Except that this misses something, like the glass without an image. It is too final and neat. To know that you are a pawn of justice and the fates is simultaneously to be more than that. And then the realization that the game is up opens a door behind your back, and Nemesis comes through it and without turning around you can tell that he’s an echo of someone you’d almost but not quite forgotten, a dead ancestor in a very young face.

Pain is memory without witness or corroboration. It isn’t real to anyone else, and that is what allows torturers, including governments, to be torturers. They can pretend it isn’t happening because it isn’t happening to them.

You are right. The time has come to meet. Gibbs’ Building is a very good idea. I can meet you there at any point. I have only to be at the Infirmary every Wednesday for my weekly instruction. Just let me know.

Love,
Alec
*

Above Deauville a stratospheric haze has turned the sky into paper, the screen of an immense lantern. Beneath it, everything on earth blackens, poplars and landing stage, the vines and trellised plums, Matron, Stallbrook, their little rowing boat. Alone of all of us Christopher Molyneaux stays light—overexposed.

He steps into the boat, sits down, picks up the oars, and, weakening with every stroke, a chalk drawing, rows himself back across the lake. He’s quite naked beneath that foul blanket. Day strengthens and the sound of coming heat is in my ears. I am alive and unprepared. Words have condensed out of the early mist onto my tongue, but they are not the words I hear myself shouting—“But you are dead! So this must be a dream!”—and there is nothing I can do to save my friend, who drops his oar in confusion and in that moment almost seems recalled to life.
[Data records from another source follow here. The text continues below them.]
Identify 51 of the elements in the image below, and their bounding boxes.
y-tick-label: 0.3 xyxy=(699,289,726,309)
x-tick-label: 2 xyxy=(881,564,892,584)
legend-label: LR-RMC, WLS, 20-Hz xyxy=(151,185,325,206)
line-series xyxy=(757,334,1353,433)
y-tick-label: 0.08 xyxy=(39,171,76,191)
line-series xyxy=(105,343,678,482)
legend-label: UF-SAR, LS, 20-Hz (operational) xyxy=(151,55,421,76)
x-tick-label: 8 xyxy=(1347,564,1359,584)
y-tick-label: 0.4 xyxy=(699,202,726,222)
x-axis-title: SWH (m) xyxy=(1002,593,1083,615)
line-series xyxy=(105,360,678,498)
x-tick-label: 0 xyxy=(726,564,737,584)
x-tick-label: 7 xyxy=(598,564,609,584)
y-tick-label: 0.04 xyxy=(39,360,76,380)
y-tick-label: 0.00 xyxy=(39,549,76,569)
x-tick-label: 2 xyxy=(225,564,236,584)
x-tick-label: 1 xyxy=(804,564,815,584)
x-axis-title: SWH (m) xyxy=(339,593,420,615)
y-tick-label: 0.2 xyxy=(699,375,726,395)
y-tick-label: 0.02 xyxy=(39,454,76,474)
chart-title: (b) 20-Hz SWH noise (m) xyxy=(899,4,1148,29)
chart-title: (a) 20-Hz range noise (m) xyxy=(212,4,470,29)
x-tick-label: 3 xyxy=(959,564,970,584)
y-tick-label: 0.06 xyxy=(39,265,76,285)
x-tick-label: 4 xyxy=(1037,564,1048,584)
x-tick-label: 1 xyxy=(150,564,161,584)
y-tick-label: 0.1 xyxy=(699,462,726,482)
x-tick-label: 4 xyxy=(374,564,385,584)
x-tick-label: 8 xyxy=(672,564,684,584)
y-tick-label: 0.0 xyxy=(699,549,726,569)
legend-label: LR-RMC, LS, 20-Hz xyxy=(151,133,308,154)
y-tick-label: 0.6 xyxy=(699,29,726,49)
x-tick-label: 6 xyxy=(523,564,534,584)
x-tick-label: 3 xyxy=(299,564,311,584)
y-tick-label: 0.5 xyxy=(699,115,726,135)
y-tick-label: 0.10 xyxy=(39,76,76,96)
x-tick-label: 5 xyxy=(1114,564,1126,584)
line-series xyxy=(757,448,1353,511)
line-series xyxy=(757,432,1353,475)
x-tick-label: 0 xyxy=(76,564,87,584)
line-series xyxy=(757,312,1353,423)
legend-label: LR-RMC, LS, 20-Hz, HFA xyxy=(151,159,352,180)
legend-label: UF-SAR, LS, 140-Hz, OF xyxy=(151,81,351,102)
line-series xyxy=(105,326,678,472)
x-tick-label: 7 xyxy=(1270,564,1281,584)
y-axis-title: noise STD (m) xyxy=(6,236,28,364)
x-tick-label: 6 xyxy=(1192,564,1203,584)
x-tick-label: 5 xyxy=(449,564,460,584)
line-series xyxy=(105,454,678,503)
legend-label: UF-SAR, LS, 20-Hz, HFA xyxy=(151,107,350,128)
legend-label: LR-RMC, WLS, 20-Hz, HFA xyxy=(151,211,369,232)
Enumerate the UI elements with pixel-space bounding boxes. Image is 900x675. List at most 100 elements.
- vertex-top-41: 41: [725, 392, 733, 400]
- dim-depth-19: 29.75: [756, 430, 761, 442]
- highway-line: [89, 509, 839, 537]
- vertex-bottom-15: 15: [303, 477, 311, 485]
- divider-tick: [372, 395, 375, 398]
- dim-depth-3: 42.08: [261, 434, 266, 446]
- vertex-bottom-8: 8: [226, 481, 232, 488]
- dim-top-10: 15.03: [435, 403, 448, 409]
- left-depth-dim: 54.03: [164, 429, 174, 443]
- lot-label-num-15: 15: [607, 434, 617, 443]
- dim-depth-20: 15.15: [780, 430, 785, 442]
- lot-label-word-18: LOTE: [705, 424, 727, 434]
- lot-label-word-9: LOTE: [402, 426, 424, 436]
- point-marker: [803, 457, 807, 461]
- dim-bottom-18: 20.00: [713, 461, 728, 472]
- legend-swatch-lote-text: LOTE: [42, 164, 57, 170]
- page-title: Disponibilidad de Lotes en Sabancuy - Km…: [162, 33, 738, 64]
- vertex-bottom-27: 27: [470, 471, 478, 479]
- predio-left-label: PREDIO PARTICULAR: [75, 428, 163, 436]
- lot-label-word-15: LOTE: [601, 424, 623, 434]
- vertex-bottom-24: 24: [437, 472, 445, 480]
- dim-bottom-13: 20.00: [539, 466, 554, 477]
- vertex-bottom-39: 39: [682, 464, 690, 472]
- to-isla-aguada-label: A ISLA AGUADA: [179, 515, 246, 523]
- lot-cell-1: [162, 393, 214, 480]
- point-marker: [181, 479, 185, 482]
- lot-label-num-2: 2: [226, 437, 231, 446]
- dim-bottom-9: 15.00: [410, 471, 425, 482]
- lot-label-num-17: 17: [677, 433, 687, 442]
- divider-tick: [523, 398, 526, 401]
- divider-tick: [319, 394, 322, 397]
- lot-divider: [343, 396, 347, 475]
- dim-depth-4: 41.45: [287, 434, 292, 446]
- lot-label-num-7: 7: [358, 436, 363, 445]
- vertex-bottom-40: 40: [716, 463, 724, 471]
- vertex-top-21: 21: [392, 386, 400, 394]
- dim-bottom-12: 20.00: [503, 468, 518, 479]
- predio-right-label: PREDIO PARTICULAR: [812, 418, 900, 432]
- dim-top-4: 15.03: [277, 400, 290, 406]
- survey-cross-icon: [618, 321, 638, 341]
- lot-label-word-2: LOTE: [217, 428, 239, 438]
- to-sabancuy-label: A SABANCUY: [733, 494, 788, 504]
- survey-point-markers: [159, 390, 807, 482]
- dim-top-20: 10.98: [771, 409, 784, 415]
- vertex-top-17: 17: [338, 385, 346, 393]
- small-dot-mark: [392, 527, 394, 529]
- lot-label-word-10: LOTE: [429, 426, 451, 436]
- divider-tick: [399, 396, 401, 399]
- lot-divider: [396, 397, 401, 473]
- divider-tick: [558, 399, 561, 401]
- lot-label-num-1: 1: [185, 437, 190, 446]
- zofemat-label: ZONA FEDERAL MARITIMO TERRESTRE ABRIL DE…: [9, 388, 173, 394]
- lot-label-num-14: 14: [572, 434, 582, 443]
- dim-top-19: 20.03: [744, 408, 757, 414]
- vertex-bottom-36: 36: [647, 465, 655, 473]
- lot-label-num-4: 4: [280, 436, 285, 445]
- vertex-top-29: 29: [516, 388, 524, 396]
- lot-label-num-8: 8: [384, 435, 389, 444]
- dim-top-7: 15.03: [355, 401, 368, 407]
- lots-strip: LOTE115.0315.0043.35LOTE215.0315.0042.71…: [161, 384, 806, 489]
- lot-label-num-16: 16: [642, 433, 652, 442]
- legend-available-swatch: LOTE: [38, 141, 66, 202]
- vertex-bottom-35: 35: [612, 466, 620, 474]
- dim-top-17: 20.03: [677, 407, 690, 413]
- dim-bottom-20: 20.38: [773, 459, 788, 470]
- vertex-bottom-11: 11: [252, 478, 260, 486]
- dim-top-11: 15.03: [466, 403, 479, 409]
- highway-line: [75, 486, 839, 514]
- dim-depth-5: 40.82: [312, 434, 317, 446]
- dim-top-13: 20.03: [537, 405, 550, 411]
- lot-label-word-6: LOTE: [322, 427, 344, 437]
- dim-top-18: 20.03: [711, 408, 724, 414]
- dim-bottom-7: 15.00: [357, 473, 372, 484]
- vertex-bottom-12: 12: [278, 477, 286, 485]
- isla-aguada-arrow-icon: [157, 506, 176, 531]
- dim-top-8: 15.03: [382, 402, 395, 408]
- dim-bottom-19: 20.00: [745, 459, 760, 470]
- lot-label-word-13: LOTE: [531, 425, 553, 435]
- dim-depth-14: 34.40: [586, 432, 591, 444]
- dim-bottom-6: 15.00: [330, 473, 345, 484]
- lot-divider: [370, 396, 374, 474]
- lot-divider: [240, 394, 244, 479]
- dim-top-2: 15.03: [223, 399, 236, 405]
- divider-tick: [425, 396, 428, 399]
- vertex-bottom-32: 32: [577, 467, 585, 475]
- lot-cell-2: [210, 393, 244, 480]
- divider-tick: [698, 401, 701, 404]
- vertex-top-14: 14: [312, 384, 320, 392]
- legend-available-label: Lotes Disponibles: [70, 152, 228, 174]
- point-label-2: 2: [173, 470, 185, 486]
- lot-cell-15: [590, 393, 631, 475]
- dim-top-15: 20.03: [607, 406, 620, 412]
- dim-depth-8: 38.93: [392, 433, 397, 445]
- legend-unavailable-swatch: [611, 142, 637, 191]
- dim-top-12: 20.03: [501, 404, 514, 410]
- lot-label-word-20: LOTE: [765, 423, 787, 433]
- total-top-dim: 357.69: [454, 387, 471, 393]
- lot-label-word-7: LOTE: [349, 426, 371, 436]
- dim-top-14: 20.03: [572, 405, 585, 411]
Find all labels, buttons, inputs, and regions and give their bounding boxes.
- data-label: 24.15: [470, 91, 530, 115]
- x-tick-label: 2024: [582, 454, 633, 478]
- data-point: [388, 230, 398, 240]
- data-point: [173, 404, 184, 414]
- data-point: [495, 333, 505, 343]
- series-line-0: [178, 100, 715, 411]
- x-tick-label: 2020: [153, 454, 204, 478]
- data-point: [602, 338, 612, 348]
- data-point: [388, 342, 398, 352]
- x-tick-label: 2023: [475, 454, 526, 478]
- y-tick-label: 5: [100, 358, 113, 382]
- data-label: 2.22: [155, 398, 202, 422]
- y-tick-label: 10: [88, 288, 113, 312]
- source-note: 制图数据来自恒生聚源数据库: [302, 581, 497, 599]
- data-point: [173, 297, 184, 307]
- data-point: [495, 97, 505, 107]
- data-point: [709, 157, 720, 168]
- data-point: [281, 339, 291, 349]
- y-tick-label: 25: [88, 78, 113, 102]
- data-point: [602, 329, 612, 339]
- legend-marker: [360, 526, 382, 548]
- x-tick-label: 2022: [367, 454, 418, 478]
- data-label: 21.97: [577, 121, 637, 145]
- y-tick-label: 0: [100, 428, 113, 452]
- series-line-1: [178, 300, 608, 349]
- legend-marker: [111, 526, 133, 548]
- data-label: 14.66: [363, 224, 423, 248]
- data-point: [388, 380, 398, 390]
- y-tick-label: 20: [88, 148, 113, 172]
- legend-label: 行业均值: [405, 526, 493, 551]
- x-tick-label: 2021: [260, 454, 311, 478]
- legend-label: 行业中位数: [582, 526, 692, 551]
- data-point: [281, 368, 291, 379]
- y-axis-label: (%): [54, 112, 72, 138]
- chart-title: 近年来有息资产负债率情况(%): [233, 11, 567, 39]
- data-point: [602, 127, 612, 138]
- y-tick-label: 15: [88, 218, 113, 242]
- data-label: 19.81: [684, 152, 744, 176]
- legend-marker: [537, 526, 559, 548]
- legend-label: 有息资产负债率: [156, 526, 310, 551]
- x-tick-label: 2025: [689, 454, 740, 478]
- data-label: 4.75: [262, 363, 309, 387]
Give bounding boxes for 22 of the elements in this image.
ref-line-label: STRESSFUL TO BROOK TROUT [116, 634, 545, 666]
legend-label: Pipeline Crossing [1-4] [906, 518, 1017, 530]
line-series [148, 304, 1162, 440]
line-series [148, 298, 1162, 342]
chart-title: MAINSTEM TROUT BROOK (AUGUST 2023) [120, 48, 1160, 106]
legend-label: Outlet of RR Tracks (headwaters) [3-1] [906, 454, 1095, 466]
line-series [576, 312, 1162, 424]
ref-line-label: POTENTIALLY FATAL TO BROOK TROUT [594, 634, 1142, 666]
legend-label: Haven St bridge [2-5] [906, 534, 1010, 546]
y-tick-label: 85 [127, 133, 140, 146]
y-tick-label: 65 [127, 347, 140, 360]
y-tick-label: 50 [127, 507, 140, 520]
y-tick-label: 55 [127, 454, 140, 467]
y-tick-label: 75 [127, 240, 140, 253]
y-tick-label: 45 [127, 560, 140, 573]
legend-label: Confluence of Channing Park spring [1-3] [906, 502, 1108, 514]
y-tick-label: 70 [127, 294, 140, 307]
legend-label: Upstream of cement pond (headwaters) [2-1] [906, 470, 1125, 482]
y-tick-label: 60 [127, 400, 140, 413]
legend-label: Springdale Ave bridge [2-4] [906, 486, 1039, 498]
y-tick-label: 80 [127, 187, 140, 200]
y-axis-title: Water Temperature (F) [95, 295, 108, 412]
The blanket slips from his shoulders. He notices his arms whitening, the flesh become featureless smoke; perhaps, in the smooth water’s face, its pewter sky, he sees his own astonishment. The look coils round itself, a drapery study. He makes a last gesture, one desperate lunge for air, before an airborne shape, speeding toward us from the school, bears down upon the water, beats its wings, and tears the ghost of Christopher apart. His two halves roll away.

“Where has he gone? He didn’t want to go. He changed his mind! He—”

But the crow, the executioner, has passed judgment. His murderous friends jostle among the upper leaves. They are a dark council, glistening like eyes.

The Colonel presses gently on my arm and Matron steers me from the other side, as though I were an invalid. Maybe I am. The light condenses in the air and in the glass of the pavilion doors. I hear a bird cry like an animal in pain and there are flying skittles overhead—Canada geese, too small, too high—that don’t fly straight but shift and shimmer, loop and flash, caught in the sun’s rays like a shoal.